It’s time for my 10 a.m. interview with JJ Grey, but there’s no answer on the other line. “Great,” I think—yet another groggy rock star still recovering from the night before. Does he remember the appointment? Does he even know where his phone is? So typical.
When he calls me back, 30 seconds later, he apologizes profusely. Turns out he was just doing some work around his 20-acre plot of land and happened to have the ringer down too low. You know what assuming does.
There’s a genuine quality that comes across when talking to Grey. The whiskey-soaked tinge you hear on record exists in his speaking voice, too. There’s no pretending going on.
Grey has lived around the swamps outside of Jacksonville his entire life. He was introduced to music the way many others have been—whatever the parents happened to be listening to at the time. “They listened to a little bit of everything, from KC and the Sunshine Band to Lynyrd Skynyrd, but what really stuck with me were songwriters that told a story.

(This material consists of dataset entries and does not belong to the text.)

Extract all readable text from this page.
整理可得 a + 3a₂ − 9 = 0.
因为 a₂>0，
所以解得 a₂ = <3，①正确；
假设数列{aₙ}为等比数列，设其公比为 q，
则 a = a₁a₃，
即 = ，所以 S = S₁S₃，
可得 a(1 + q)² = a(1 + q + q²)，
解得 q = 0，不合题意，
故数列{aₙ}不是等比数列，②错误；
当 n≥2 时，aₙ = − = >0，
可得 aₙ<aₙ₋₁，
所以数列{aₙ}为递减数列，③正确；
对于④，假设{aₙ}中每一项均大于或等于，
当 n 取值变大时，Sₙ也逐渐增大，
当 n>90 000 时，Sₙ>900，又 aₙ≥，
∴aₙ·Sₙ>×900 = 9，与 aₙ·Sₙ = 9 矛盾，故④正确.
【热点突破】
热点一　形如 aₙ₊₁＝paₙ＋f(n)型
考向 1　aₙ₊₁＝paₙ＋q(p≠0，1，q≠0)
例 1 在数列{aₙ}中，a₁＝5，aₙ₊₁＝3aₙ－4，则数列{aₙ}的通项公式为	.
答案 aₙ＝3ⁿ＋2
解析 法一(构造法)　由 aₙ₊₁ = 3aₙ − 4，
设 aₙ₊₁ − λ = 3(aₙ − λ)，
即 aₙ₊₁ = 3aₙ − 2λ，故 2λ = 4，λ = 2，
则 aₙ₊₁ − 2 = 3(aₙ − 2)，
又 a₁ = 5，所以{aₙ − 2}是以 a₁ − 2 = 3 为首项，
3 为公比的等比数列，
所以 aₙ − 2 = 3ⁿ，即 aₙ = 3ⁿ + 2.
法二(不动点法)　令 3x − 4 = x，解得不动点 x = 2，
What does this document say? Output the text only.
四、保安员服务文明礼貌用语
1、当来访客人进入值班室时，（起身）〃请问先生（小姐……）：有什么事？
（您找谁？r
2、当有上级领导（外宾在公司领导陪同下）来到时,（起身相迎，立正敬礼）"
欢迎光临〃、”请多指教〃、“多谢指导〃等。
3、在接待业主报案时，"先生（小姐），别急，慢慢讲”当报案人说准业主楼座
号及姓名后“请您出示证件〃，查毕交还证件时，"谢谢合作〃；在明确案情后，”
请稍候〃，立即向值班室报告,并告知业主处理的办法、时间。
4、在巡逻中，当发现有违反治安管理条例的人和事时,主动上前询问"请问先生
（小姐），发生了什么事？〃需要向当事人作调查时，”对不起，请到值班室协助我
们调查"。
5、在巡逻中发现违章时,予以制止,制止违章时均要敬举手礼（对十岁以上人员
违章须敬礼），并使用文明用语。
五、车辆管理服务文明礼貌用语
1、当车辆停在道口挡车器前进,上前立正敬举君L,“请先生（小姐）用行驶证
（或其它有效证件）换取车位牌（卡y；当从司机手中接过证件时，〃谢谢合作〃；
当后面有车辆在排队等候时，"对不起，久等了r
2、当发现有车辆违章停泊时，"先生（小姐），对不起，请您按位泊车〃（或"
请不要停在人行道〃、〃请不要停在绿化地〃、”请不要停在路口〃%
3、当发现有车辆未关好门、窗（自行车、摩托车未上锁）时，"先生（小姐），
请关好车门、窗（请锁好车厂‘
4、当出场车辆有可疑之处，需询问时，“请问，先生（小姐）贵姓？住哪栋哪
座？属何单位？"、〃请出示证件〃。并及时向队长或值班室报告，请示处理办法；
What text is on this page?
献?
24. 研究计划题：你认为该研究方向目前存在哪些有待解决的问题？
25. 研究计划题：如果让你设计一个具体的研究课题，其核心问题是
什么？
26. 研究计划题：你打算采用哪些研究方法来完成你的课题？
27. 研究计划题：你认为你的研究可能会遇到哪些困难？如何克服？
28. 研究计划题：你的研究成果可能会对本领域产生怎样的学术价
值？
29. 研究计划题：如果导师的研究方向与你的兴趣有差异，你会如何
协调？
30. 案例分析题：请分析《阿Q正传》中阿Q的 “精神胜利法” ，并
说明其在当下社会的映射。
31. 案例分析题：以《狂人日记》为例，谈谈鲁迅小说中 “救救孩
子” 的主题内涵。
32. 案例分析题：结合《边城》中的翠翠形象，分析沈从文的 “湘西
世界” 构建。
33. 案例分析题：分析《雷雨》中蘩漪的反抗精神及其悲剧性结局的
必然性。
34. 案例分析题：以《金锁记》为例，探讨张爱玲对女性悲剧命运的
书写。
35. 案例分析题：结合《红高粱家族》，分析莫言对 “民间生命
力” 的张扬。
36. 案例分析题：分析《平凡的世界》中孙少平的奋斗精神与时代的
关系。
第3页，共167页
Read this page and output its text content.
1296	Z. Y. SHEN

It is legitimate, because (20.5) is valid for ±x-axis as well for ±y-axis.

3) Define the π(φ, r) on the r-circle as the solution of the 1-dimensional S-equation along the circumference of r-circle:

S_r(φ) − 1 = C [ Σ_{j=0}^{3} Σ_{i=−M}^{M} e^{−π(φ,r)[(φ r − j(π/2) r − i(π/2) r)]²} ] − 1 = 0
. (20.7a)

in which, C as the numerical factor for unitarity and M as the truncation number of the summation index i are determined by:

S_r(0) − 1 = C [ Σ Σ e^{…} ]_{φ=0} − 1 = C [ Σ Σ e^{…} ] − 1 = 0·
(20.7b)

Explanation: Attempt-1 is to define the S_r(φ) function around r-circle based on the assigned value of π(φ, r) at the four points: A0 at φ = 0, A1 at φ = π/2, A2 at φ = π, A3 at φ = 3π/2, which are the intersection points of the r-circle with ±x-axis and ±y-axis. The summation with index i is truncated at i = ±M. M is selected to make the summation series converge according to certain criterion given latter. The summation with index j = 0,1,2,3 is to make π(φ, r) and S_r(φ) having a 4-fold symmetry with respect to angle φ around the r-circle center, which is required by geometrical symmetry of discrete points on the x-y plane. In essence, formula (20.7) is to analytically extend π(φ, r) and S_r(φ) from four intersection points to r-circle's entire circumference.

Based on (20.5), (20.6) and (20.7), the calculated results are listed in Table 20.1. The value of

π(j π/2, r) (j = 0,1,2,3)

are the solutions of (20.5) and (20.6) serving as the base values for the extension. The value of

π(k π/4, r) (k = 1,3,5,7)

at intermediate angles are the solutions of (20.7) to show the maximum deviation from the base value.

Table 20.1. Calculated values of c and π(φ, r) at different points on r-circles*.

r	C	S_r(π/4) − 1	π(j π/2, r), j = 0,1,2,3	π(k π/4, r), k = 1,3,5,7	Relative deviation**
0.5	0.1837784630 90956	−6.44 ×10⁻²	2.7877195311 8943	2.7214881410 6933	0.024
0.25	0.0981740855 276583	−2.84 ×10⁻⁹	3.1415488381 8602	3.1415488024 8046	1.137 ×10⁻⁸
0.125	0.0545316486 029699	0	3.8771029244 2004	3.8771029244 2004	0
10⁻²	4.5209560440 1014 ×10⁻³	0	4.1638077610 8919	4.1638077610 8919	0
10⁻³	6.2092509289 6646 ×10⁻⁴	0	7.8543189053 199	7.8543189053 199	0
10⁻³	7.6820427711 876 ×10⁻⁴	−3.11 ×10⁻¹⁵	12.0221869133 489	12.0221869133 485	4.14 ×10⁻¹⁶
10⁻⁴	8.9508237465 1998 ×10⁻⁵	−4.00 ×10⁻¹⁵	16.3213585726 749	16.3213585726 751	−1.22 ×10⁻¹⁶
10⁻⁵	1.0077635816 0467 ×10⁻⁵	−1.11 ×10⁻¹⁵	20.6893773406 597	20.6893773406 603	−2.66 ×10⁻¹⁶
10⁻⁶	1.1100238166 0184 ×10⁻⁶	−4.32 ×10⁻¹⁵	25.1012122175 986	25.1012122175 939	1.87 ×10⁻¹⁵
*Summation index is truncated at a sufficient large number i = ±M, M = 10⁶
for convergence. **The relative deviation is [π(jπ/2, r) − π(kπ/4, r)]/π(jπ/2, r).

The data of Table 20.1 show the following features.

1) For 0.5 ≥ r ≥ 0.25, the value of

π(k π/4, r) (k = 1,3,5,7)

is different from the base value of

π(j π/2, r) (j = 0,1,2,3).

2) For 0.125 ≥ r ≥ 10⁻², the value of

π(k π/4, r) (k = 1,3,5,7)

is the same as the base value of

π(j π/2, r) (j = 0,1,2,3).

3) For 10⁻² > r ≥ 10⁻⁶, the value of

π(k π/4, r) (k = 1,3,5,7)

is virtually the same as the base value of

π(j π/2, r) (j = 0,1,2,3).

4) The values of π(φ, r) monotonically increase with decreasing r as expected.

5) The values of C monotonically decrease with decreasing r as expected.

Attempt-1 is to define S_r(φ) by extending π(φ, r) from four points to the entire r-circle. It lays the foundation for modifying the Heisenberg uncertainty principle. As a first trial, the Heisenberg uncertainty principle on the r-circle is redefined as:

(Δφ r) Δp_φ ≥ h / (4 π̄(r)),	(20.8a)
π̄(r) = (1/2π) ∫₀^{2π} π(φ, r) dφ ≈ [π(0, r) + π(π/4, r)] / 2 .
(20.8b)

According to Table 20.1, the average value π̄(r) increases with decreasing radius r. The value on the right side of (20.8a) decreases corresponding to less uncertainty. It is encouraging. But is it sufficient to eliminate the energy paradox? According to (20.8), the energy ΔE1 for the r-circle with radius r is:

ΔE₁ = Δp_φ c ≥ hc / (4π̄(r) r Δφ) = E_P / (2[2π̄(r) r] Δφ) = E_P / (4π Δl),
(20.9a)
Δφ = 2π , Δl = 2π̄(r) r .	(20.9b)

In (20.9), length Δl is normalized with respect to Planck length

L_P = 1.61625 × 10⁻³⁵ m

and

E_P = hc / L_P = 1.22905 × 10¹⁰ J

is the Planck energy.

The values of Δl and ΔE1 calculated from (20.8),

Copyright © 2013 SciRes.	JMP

Nashville guys like Big Bad John and Jim Reeves were big for me.”
We’ve all heard the stories of life-defining moments that leave musicians writing songs their entire careers. Grey never had one of those, but over time, he knew the path he was headed down. “It was definitely a process. I had been doing music for a while, but it took me a few years to realize I needed to quit surfing or chasing girls so much if I wanted the music thing to go anywhere,” he says with a chuckle.
When he first started writing, Grey tried to tell stories that really weren’t his. It didn’t take long to realize that, for him, the approach wasn’t working. “It’s just easier for me to tell stories of something I saw or something that I’ve been a part of,” he says. First-hand experience reigns supreme in his work.
One thing that Grey stresses throughout our chat is the importance of spontaneity to his songwriting process. “You never know when you’re going to get an idea. You have to be ready for it when it comes.” Because of this, he has groomed the ability to play all instruments on his records. His self-deprecating humor comes out quickly when talking about this, though. “I’m not really good at any of the instruments I play. I just need to be able to play everything so I can hammer out an idea and write that tune while it’s there in my head. I’m certainly no virtuoso.” Don’t let him fool you. He knows what he’s doing.
Grey has recorded all of his albums in St. Augustine’s Retrophonics studio. That name really does say it all. He records on two-inch tape to preserve the thick, warm sound he has become known for. It’s vintage in the most complimentary way.
As varied as they are, it’s easy to point to the bands that have been touchstones for Grey and his band, Mofro. The sound is homage to the blues-based funky soul music that the Muscle Shoals Sound Studio unleashed on the world in the late 60s and early 70s. Horns, keyboards, and harmonicas all play a big role. It’s going to make you move.
There’s plenty of straightforward rock and roll in the mix, too. Creedence Clearwater Revival is an undeniable influence. Grey’s gritty vocals hearken back to Joe Cocker. It comes from a lot of places, but in the end, it’s distinctly Southern.
When comparing the road and the studio, Grey knows exactly where his strength lies. “When you’re on the road all the time, you become comfortable up there.”
He tries his best to have his mind on nothing but the show when performing. “The best mindset is to have no mindset. Expectations kill everything. They destroy what could be a great thing. Whatever happens, happens. You have to let the night ride.”
It’s that attitude that sums up everything you need to know about JJ Grey. Carefree and genuine, his music gives you a chance to let go for an hour or two. And when you do that, anything can happen.
JJ GREY & MOFRO
WHEN: Doors open at 8 p.m., show begins at 9:30 p.m. Tuesday, Feb. 1
WHERE: Phineas Phogg’s in Seville Quarter, 130 E. Government St.